I was on my way out of the door that morning but glimpsing my father’s lowering brow as he gazed at the embossed envelope I stayed to make toast with the hardened crusts of a week-old loaf.
Having gleaned as much as possible from the uninformative envelope, Dad discarded his breakfast, tore the envelope open and, with my mother looking over his shoulder, read the few lines on the heavy paper.
“We won’t go,” he said throwing the paper down amidst the detritus of the dairy-free breakfast as he left the room.
Mum picked it up and read the few lines as if she did not understand them, which she certainly didn’t, knit her brow and read them again. She glanced up at me waiting patiently for the toast to pop up and said in surprise, “Why would they want you too?” Then she folded the paper and followed my dad from the room with it still in her hand.
I hung around, but they disappeared into their bedroom and I wasn’t going to listen at that door. When I returned from school there was, as usual, no one at home (they generally spent most of the afternoon in the pub) and I had the opportunity to ransack the house for the letter. But I did not find it.

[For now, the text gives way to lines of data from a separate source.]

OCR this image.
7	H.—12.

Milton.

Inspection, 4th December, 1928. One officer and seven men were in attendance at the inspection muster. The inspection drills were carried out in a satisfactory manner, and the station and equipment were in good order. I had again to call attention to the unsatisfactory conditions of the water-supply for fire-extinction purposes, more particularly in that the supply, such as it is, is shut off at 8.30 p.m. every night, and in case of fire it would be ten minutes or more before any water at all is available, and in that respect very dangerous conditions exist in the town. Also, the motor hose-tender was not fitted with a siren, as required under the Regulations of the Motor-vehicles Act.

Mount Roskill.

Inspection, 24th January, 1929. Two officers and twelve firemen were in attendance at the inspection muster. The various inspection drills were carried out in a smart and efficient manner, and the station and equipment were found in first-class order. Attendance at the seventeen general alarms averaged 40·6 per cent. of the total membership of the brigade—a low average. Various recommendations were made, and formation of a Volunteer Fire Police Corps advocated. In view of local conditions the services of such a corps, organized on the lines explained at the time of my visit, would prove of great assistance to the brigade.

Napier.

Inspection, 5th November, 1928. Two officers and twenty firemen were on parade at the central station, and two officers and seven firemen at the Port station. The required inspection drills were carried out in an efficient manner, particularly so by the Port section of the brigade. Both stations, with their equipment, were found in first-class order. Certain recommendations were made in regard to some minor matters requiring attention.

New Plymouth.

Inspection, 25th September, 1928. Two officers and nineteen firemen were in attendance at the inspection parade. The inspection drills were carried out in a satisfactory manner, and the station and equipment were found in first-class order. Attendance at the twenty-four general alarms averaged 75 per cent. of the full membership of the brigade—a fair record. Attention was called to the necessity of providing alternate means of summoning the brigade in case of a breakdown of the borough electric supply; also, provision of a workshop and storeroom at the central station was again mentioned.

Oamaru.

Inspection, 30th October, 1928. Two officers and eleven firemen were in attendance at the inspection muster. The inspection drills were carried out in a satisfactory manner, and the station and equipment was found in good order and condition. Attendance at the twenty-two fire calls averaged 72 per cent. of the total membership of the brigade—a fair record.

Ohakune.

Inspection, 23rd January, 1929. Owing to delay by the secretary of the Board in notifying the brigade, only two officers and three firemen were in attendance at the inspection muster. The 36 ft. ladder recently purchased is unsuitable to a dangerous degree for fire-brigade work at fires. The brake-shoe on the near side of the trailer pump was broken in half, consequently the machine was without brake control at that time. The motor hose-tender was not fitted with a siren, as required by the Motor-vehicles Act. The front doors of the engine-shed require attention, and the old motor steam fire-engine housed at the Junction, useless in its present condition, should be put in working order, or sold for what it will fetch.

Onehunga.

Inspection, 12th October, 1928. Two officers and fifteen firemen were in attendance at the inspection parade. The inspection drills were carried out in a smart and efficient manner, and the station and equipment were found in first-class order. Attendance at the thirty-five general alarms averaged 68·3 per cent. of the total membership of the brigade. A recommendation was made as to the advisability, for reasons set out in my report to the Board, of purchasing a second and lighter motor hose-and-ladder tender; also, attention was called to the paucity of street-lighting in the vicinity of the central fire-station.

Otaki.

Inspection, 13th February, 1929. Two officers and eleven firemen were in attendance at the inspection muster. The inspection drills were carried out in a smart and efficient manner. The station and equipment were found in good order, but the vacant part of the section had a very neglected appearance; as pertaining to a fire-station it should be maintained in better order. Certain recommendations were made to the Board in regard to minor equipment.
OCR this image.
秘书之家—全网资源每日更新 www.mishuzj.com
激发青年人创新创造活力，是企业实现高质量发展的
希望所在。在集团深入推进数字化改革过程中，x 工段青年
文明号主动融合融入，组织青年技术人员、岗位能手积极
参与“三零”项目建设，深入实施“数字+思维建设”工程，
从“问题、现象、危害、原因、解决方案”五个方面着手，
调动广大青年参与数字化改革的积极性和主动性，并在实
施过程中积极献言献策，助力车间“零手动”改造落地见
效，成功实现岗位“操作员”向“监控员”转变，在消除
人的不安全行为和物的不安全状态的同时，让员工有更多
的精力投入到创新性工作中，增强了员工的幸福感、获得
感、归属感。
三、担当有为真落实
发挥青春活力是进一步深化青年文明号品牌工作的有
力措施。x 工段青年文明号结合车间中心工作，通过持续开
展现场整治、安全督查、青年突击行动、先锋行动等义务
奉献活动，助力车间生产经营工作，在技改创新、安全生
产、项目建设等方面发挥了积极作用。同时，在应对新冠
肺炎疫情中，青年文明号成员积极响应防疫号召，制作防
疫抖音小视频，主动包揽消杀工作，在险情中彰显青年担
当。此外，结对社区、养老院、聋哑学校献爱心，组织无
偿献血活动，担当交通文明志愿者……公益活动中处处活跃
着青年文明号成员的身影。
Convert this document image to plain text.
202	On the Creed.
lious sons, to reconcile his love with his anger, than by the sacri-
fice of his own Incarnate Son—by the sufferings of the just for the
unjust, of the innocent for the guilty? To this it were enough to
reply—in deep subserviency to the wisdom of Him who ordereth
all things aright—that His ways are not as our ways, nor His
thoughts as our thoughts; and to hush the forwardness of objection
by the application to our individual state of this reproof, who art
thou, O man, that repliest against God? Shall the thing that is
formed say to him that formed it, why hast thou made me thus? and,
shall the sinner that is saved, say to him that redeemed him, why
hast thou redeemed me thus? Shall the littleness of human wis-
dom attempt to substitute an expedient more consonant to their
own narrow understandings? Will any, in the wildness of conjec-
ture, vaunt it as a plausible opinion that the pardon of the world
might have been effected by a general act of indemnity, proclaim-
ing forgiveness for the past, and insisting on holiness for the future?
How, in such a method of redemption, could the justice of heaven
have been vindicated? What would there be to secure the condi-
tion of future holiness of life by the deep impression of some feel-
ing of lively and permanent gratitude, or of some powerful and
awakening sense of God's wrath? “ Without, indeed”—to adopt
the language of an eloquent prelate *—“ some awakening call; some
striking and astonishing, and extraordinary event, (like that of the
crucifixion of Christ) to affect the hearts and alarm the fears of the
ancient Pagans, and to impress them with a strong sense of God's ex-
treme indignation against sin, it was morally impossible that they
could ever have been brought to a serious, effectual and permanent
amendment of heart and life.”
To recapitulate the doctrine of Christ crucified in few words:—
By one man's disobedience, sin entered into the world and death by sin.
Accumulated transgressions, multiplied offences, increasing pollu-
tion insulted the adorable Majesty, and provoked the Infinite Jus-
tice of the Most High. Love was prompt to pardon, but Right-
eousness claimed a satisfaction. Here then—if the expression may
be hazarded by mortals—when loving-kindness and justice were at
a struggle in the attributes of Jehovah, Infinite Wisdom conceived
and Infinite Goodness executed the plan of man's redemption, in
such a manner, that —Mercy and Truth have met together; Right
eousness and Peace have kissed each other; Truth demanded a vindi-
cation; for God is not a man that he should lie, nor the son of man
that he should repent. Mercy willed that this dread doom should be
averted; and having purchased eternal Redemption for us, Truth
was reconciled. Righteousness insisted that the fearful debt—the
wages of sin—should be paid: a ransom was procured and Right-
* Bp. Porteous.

There were definite undercurrents when they returned to the house that evening. Dad was even quieter and Mum more talkative than usual. They had an annoying habit of never discussing anything interesting when I entered the room, so it was my habit to either hide or eavesdrop at doors. In this instance I happened to be in the space between the settee and the wall under the front window reading Jonathan Livingston Seagull and, having been irretrievably lost in an allegorical maze for some time, I was relieved when light entertainment arrived in the form of my warring parents.